He looks like a blond Clark Kent, or a Swedish hipster.
He talks like a DJ on a youth radio network.
But it is how he swims that is important, because Mack Horton now carries the expectations of Australia with him to the Rio Olympics, where he will represent the nation in what we like to think of as Our Race, the 1500m freestyle. 
And Mack Horton swims like he's embracing the water.
Of course he swims fast - his time in the 1500m Olympic trial on Thursday night was 14 minutes and 39.54 seconds, a personal best that had him leapfrog Kieran Perkins to take second place behind Grant Hackett on the list of best Australian 1500m times. This time would have won him the 2015 world titles gold and London Olympic silver. A few nights before he also qualified for the 400m event.
But despite his speed, Horton's technique is somehow languid.
He travels more than three metres a stroke, gripping the water like it's his home and he's just come back to it.
"His efficiency in the water is probably one of the best in the world," says his coach, Craig Jackson.
"When you watch Usain Bolt run, he looks like he's meant to do it. It's the same with Mack.
"Everything about him is designed to swim well. He just holds water beautifully."
The comparisons to greatness have begun.

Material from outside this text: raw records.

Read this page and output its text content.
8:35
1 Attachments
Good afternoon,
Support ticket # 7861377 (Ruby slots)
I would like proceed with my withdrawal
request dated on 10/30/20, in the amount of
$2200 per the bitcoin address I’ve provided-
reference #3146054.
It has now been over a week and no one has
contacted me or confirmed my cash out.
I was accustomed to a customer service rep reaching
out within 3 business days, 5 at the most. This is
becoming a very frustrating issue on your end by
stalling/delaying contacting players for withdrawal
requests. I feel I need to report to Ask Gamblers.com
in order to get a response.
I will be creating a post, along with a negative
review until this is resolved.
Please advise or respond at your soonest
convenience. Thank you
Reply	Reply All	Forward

And with them have arrived the great expectations.
As the 19-year-old said following his qualifying race on Thursday night: "Australia has a 'ridiculous' history in the 1500."
That's teenage-speak for "huge".
"But," he continued, "basically I'm just trying to do my own thing and be the best I can be."

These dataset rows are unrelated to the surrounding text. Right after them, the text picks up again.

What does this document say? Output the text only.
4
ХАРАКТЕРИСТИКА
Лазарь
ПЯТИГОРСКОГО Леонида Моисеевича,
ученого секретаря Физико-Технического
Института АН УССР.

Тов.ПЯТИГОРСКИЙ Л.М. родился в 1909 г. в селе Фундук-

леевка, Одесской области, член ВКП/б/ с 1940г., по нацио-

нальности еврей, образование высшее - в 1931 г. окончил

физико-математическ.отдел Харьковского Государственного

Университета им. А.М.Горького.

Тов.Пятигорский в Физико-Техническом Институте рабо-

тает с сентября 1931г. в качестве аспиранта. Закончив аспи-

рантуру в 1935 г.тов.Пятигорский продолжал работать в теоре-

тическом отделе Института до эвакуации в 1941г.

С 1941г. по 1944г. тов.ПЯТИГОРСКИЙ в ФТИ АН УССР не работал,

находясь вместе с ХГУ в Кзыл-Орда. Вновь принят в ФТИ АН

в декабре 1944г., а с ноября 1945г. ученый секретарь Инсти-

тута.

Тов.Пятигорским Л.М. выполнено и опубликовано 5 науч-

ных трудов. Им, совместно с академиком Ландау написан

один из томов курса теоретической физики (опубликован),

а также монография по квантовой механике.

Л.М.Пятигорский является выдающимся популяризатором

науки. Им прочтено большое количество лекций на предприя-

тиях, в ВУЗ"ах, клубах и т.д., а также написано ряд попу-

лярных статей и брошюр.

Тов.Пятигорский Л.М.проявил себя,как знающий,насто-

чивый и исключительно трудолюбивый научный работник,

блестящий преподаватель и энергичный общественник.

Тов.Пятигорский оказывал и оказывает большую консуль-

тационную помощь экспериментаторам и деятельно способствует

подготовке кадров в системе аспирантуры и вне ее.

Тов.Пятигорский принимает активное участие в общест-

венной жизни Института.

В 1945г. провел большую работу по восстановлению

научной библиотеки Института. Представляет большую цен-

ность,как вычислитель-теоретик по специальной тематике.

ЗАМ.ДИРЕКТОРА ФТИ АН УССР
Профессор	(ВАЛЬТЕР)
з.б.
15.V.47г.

That's long-distance competitive swimmer-speak for, "I want to break records".
Australia's association with this gruelling race goes all the way back to Andrew "Boy" Charlton and Murray Rose, weaving through John Konrads and Bob Windle to land with the recent greats, Perkins and Hackett.
Horton's vision is famously terrible, hence the heavy spectacles.
He wears prescription goggles so he can see the black line at the bottom of the pool that is the lodestar and the sometime-tormentor of the Olympic swimmer.
If the shorter-distance swimmers are the show ponies and the macho men of the pool, then the distance swimmers are more introverted, their confidence less flashy.
But as fast as Horton swam in the trails, he is going to have to swim even faster at the Olympics if he wants to win gold in Australia's race.